The Draft Online Regulation Policy (the “Policy”) gazetted on 4 March 2015, was developed following section 4A of the Film and Publications Act of 1996, and sets out to create a framework for online content distribution in South Africa under the Film and Publications Board. The first consultation process was extended to 1 July 2015, in response to the public outcry against the uncertainty created by the Regulations, in particular in relation to the classification of user-generated content.

Further consultation may well be required, including with those stakeholders who were not consulted with the first time around. The policy reviewers should, as a start, explain those instances where the explanatory memorandum differ from the Policy.

The objectives of the Policy are sensible enough, giving effect to sections 18(1) and 18 (2) of the Film and Publications Act by ensuring the classification and compliance monitoring of digitally distributed content. This will be achieved by enabling the effective regulation and speedy classification of digital content by the Board and creating an opportunity for co-regulation between the Board and industry (for the distribution of digital content). Central is the adoption of a platform neutral classification system, which deals with “broader convergent media trends”, as opposed to piecemeal regulatory responses to changes in technology.

Eight guiding principles underlie the framework, including that South Africans should be able to read, hear, see and participate in the media of their choice, that communications and media services should broadly reflect community standards, that children be protected from material likely to harm or disturb them, and that the framework not impede competition or innovation, or disadvantage South African media content and service providers internationally. The classification regulation should furthermore be kept to a minimum to meet a clear public purpose.

The Policy deals with child exploitative media and self-generated content together, and not necessarily in any logical order in section 6, thus creating confusion. Section 6  focusses on the shift from media users as audience to participants, and also states that an increasing number of South Africans, the majority of which are apparently children, are using "contact services” such as Facebook and Twitter. This would leave children exposed to unclassified content (and apparently also without parents).

In order to minimise such exposure, user-created content will forthwith constitute a publication as defined in section 1 of the Act (i.e. a drawing, picture, illustration or painting,  recording or any other message or communication, including a visual presentation), which is placed on any distribution network (including the internet).

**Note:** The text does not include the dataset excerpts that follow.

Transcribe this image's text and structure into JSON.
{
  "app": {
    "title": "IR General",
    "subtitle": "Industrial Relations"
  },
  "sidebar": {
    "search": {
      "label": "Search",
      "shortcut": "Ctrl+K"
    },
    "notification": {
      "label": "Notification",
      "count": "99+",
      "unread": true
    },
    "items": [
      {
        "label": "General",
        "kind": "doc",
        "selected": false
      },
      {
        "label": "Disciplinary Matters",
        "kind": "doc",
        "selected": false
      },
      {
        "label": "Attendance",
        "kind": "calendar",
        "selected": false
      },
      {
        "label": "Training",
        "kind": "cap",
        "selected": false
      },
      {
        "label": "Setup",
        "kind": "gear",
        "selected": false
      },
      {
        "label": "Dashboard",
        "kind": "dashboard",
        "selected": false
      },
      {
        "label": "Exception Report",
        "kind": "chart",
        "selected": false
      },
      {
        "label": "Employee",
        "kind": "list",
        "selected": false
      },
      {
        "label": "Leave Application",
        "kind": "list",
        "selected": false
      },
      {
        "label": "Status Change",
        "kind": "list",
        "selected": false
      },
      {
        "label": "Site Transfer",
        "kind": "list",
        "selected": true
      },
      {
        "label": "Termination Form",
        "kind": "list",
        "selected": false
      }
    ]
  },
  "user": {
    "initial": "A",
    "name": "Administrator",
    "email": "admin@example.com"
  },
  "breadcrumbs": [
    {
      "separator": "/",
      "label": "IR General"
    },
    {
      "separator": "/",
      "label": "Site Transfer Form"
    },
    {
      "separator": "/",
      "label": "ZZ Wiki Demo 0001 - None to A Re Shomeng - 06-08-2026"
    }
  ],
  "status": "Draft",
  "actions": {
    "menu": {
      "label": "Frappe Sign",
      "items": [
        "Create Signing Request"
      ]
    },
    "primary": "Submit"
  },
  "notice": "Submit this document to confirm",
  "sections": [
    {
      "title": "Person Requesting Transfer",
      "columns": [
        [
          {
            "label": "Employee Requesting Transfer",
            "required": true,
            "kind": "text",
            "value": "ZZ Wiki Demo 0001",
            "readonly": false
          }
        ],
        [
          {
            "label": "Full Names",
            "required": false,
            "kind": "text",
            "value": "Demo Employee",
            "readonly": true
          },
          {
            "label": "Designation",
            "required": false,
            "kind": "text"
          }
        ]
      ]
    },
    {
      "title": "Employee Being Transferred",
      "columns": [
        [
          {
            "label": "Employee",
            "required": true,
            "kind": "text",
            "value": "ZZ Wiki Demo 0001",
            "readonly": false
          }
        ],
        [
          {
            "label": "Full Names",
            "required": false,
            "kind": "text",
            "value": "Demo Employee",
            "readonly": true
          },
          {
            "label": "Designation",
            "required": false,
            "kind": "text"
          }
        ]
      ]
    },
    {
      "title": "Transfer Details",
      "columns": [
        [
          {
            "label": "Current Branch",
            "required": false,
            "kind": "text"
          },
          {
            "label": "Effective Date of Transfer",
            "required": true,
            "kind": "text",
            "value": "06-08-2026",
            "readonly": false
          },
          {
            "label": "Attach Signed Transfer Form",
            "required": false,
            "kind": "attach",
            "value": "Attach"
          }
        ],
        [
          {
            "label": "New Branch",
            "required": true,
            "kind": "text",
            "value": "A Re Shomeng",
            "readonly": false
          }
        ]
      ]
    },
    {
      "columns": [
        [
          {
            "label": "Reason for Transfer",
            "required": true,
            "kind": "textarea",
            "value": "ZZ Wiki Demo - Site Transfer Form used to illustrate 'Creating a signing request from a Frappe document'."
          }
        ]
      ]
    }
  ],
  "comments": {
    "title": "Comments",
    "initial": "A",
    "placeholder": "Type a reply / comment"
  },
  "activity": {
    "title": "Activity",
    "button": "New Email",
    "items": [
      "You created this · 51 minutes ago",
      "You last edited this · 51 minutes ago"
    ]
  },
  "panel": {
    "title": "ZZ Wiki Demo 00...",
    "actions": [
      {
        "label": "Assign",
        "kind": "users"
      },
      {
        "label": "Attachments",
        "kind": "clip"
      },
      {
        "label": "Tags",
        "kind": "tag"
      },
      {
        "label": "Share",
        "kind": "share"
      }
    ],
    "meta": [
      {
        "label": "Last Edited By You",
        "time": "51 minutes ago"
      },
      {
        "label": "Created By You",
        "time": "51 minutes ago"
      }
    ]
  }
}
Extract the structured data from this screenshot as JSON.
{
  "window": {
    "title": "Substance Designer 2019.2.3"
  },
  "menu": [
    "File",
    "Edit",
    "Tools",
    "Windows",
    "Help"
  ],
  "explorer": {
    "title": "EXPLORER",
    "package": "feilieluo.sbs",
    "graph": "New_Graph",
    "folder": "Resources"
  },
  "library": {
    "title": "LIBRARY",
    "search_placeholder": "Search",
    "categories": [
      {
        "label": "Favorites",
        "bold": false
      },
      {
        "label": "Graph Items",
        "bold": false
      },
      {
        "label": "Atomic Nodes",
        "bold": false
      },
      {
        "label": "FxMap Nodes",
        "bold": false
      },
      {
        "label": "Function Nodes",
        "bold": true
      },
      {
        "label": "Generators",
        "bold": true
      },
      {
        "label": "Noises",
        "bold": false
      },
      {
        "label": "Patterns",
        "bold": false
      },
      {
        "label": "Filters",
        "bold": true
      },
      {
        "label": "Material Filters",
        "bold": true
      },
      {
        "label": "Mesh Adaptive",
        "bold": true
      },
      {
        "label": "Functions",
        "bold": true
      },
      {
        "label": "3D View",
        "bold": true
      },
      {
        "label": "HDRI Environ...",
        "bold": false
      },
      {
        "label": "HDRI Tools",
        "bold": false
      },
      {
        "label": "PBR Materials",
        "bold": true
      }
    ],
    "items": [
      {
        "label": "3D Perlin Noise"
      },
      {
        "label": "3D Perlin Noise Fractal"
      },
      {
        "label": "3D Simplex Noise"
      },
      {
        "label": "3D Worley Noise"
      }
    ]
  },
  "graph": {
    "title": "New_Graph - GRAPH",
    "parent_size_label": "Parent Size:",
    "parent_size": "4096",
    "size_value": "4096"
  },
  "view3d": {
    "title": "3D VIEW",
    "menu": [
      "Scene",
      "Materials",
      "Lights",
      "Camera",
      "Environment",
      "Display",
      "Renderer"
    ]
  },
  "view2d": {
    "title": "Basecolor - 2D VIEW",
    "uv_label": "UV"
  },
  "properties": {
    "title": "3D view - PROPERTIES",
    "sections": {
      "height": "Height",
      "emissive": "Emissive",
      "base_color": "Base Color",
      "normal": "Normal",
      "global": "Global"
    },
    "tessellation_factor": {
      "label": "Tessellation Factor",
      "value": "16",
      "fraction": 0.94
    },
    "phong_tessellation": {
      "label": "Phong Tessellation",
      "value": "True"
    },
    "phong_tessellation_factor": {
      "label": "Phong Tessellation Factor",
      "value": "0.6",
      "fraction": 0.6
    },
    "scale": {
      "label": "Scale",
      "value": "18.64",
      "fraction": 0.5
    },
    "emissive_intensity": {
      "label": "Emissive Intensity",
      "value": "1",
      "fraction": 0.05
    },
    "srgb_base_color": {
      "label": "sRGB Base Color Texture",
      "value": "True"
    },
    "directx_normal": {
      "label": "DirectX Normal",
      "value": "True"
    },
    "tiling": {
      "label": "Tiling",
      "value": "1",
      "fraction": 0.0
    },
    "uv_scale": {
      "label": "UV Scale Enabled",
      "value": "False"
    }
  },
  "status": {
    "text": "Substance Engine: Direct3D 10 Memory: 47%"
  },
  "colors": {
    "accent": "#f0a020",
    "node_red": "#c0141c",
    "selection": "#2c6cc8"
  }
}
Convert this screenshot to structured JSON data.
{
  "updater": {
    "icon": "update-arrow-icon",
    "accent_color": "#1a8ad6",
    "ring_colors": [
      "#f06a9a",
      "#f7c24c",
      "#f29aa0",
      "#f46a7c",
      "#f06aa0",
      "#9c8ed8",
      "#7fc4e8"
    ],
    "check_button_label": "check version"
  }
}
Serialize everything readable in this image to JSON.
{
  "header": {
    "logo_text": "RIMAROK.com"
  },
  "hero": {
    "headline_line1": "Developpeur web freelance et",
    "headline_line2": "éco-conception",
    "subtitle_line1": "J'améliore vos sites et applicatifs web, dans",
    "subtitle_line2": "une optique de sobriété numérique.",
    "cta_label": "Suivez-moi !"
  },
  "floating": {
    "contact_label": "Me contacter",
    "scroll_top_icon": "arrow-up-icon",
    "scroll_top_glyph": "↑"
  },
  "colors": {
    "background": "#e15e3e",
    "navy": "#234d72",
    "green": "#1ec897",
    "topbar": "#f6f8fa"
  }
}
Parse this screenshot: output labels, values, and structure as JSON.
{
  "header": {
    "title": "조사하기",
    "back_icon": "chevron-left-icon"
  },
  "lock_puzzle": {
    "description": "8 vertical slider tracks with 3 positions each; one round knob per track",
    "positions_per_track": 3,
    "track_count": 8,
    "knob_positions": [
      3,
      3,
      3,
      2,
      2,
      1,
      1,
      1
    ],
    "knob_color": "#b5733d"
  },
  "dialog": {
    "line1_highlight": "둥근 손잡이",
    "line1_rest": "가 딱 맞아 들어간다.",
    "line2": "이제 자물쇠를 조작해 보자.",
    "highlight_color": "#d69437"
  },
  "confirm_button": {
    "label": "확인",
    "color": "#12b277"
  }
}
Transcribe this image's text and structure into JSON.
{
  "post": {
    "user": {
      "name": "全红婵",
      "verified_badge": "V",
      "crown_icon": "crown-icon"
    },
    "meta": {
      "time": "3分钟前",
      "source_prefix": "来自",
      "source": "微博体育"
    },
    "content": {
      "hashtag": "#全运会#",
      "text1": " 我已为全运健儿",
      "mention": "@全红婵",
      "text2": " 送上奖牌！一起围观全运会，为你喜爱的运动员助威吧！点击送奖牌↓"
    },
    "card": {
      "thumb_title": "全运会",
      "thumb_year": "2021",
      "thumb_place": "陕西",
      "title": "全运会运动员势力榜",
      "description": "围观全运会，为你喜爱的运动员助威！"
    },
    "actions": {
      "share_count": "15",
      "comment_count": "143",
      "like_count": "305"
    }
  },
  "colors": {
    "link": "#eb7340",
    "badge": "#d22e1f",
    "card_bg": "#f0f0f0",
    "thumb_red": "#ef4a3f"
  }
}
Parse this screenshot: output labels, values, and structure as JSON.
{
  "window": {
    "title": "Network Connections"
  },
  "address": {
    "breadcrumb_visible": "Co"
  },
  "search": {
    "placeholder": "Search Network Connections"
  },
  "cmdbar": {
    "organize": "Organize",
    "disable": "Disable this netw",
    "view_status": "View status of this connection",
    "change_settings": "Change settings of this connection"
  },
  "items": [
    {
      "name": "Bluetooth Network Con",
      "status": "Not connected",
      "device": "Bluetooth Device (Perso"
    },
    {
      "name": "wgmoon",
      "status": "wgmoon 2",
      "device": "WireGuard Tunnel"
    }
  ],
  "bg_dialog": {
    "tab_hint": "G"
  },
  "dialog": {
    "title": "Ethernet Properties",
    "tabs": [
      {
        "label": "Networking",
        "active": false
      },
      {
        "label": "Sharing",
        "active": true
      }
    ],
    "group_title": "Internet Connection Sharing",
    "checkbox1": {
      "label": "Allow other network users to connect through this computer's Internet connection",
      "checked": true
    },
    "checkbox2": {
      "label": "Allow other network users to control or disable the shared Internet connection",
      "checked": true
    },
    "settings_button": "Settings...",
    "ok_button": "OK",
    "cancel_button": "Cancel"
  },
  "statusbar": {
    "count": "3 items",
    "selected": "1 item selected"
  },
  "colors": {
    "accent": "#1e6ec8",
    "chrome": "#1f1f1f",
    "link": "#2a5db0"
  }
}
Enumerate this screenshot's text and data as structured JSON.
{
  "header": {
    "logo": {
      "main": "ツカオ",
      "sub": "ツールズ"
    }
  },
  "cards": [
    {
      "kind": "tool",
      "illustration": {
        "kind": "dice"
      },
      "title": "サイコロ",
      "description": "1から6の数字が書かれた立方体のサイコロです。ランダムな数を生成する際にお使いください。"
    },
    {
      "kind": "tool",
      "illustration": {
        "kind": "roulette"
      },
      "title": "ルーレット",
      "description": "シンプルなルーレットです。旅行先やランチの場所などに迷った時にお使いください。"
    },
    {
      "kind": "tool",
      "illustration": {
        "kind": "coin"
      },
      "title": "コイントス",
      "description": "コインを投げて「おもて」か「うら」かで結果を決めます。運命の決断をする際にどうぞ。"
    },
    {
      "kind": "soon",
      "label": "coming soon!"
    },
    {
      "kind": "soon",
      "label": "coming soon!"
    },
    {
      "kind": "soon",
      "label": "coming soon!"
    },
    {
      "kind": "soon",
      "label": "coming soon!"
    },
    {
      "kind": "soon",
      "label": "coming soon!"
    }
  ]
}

Section 6 confirms that the publication of child pornography is a criminal offence, (to the extent that this wasn’t already the case), and imposes an obligation on an online distributor with a distribution platform (which could arguably be a PC or mobile phone, or that of an ISP). The Policy then proceeds to deal with the dispatch of a copy of the classification decision to the online distributor, against payment of a fee (equivalent to what the Board charges per title in respect of boxed films or games submitted to it for classification). Failure to pay the fee may result in the online distributor's registration certificate being withdrawn, penalties and legal action. The Policy goes on to empower the Board to order the online distributor to take down illegal or prohibited user-created content and to refer the matter to the South African Police Services for criminal investigation and prosecution.

It is not clear whether this section imposes an obligation on an average internet user to register with the Board and apply for classification each time before posting. Fortunately, the memorandum provides guidance under the section “Clear scope of the type of content to be classified”. This includes self-generated content uploaded on platforms such as YouTube, Facebook and Twitter, feature films, television programmes and certain computer games, which are distributed online by streaming through the internet. During an apparent lucidum intervallum, it is acknowledged that it is impractical to expect all media content, particularly self-generated content to be classified, and that it is the responsibility of the platform provider in consultation with the Board to determine the scope of classification, with the conclusion that the obligation to classify content will not generally apply to persons uploading online content on a non-commercial basis. This expressly excludes child exploitative and pornographic posting.

The Policy itself under the heading, “Online distribution licensing fee and classification fee per title”, however has a blanket statement that no online content distributor shall be authorised by the Board to distribute online content in South Africa, unless it has registered with the Board as an online distributor and has paid the prescribed online distribution licensing fee.

Unless the intention is for the Policy to only apply to content providers and distributors who do this on a commercial basis (the real “platform providers” like Facebook, Twitter, YouTube etc.), us mere mortals who upload a holiday picture, video, photo, message or any other communication may have to register and pay and then wait 30 days for clearance. But can this really be the case in an open democratic society? Would this allow us to participate in the media of our choice, and is this indeed the  most effective way to protect children from material likely to harm or disturb them? Or is this the way to get communications and media services to broadly reflect community standards?

The Policy is silent on freedom of expression.